Tuesday 6 November 2018

Jersey's Fire Fighters: Shortsighted Reductions and Risk













Impact Assessments

In 2015, Deputy Sam Mezec raised the question: “What impact assessment, if any, has been carried out on the cuts to the States of Jersey Fire Service, specifically with regard to the impact on safety and fire prevention?”

The reply by the Home Affairs Minister was suitably bland and full of management speak:

“An impact assessment on a range of savings scenarios was undertaken by the Chief Fire Officer in February this year. Public and firefighter safety were prioritised and the impact assessment was used to identify the posts that would be designated for vacancy management in 2015 and 2016 to enable the Fire and Rescue Service to deliver its savings targets."
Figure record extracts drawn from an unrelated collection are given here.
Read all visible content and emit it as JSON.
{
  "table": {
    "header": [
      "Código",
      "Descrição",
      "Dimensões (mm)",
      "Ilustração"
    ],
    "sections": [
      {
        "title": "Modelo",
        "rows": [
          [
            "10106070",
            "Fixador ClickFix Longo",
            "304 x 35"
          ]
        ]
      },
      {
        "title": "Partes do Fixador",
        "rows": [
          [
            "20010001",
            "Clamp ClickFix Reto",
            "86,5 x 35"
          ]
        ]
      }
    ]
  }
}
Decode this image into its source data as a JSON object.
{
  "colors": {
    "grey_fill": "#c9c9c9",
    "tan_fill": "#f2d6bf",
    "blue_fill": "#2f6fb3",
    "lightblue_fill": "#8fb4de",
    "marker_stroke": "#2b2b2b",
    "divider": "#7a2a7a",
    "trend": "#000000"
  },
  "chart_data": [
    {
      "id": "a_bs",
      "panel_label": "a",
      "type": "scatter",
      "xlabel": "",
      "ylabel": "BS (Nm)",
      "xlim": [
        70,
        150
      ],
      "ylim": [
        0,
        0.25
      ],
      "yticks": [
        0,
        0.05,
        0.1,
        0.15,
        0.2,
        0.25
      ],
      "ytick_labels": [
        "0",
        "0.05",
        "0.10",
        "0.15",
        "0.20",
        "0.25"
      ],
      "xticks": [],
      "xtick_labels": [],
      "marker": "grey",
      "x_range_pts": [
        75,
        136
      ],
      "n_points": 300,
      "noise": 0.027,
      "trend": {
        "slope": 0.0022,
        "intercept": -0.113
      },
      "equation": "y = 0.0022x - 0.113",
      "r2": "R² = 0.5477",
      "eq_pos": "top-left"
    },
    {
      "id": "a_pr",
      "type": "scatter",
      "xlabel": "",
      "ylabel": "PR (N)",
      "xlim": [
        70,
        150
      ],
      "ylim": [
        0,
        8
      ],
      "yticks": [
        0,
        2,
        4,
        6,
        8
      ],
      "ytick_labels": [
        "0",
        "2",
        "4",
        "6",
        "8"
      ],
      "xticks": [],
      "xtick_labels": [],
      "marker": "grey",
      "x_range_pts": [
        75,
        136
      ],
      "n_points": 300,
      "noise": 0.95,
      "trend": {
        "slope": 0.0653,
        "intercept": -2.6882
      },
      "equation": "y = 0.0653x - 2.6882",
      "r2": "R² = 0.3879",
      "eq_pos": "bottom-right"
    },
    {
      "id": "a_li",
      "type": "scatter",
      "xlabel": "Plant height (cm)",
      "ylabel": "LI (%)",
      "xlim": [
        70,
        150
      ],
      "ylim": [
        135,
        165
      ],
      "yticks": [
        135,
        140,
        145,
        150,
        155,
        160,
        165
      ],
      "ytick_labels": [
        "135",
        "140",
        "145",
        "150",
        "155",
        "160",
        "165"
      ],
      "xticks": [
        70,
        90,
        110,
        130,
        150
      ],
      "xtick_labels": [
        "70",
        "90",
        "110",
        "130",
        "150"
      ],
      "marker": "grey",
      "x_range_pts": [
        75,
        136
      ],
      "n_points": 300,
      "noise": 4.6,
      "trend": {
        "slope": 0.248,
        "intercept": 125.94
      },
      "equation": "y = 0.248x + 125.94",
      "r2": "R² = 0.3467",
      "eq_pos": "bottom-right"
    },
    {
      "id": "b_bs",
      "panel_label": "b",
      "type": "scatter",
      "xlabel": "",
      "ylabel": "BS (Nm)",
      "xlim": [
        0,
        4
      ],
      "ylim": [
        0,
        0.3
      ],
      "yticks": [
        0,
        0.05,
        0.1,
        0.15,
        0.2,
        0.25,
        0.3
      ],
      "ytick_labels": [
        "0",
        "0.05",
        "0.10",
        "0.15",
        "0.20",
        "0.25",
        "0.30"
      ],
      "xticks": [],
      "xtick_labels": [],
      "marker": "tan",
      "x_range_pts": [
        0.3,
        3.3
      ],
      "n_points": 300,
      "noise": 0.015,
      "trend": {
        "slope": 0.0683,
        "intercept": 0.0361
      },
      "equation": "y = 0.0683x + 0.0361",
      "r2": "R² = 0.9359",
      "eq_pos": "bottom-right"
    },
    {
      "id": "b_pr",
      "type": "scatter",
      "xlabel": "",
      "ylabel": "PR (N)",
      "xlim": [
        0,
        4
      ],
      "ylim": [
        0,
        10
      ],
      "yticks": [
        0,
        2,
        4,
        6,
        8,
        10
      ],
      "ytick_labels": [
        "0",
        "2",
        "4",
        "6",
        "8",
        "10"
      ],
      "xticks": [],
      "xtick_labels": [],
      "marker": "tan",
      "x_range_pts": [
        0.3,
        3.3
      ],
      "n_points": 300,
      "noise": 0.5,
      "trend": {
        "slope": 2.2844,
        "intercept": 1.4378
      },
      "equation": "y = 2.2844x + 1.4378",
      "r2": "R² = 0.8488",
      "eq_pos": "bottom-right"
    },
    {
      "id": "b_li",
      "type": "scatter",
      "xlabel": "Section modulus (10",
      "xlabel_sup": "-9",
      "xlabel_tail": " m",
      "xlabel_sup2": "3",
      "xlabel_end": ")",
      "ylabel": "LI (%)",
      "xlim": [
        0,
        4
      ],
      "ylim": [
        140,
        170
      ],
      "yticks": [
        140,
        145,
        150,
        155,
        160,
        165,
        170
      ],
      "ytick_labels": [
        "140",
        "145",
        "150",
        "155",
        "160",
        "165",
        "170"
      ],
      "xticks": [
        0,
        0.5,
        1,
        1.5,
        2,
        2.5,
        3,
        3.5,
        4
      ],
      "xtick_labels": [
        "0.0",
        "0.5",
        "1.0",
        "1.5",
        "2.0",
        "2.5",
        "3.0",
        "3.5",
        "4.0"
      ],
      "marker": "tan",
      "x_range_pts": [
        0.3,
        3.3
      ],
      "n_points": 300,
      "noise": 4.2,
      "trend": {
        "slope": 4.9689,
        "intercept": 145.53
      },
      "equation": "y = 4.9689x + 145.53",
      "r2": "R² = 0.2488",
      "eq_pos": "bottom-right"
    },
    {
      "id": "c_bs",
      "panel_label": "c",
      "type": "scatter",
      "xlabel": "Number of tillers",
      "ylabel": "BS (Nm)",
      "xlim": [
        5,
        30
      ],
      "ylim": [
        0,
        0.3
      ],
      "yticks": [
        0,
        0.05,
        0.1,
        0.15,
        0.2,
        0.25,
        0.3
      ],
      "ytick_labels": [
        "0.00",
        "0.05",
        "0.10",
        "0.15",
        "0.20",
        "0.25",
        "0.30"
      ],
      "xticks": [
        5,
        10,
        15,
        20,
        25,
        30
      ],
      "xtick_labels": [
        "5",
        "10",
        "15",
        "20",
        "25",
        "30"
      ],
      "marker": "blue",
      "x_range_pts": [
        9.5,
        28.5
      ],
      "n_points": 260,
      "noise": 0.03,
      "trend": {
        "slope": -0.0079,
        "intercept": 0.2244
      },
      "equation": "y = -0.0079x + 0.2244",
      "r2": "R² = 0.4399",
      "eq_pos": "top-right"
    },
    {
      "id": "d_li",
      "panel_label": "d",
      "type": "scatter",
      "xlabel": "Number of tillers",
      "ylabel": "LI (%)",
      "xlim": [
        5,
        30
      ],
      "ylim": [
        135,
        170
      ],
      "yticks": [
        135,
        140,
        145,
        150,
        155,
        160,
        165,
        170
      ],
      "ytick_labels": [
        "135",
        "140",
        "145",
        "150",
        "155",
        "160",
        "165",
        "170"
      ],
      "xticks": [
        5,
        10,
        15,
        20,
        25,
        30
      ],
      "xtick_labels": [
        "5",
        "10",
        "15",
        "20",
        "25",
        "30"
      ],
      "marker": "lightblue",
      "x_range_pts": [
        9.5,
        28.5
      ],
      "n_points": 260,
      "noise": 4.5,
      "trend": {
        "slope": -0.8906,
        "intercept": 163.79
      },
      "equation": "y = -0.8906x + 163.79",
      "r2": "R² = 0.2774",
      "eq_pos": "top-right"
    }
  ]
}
Recent fires showed Jersey’s firefighters “stretched to the limit” in responding to incidents, not for the first time in recent years, and part of the reason is the way in which the Department’s budget has been reduced by the simple expedient of having less firefighters. This is incredibly shortsighted.

This is the real “impact assessment”, which is out in the field, not numbers on a piece of paper to be manipulated to suit budgets!

Dangerous Cutbacks

JEP report: this year:

THE Fire and Rescue Service’s ability to respond to incidents safely could be thrown into jeopardy if a staffing crisis is allowed to continue, a union which represents firefighters has said. According to a representative of the union, who did not want to be identified, there are now 20 per cent fewer firefighters compared to 2003 – with numbers having fallen from 75 to 62.

Each of the four watches (shifts) are at least one firefighter short, with part-time or on-call firefighters being used every day. Around £240,000 has already been spent on overtime this year, which exceeds the service’s annual overtime budget by around £100,000.

In 2018, the service had lost its chief fire officer, two other members of senior management, two station officers from technical fire safety, and five firefighters.


A 2016 Freedom of Information request showed there were 74 whole time firefighters, civil servants and manual workers, and 38 retained firefighters. So most of the main reduction comes down to cost cutting measures from the last Council of Ministers, and in particular during Kristina Moore’s watch at Home Affairs.

Missing Reports

What is more alarming is that reports are missing after 2014.

The Jersey Fire and Rescue Service Annual Review for 2014 was published in 2015. On 16 June 2016, a FOI request asked

“I am emailing concerning some details I would like to know about Jersey Fire and Rescue Service. I have tried to find the most recent Annual Report or Financial Statement online, without success. Could you please either point me in the right direction of finding the details, or send me the information for the following:”

But the report was not available online, and I have myself been struggling to find any report after 2014.

The website shows none after 2015!
https://www.gov.je/Government/Departments/HomeAffairs/Departments/FireService/Pages/StatesReports.aspx

Where are the missing reports?? Why did the Minister not present any to the States after 2014 (which in fact was presented by an Assistant Minister) It is difficult to assess just what challenges the Fire Services faces and how much they are stretched without the comprehensiveness of a report.

Perhaps Len Norman could address this.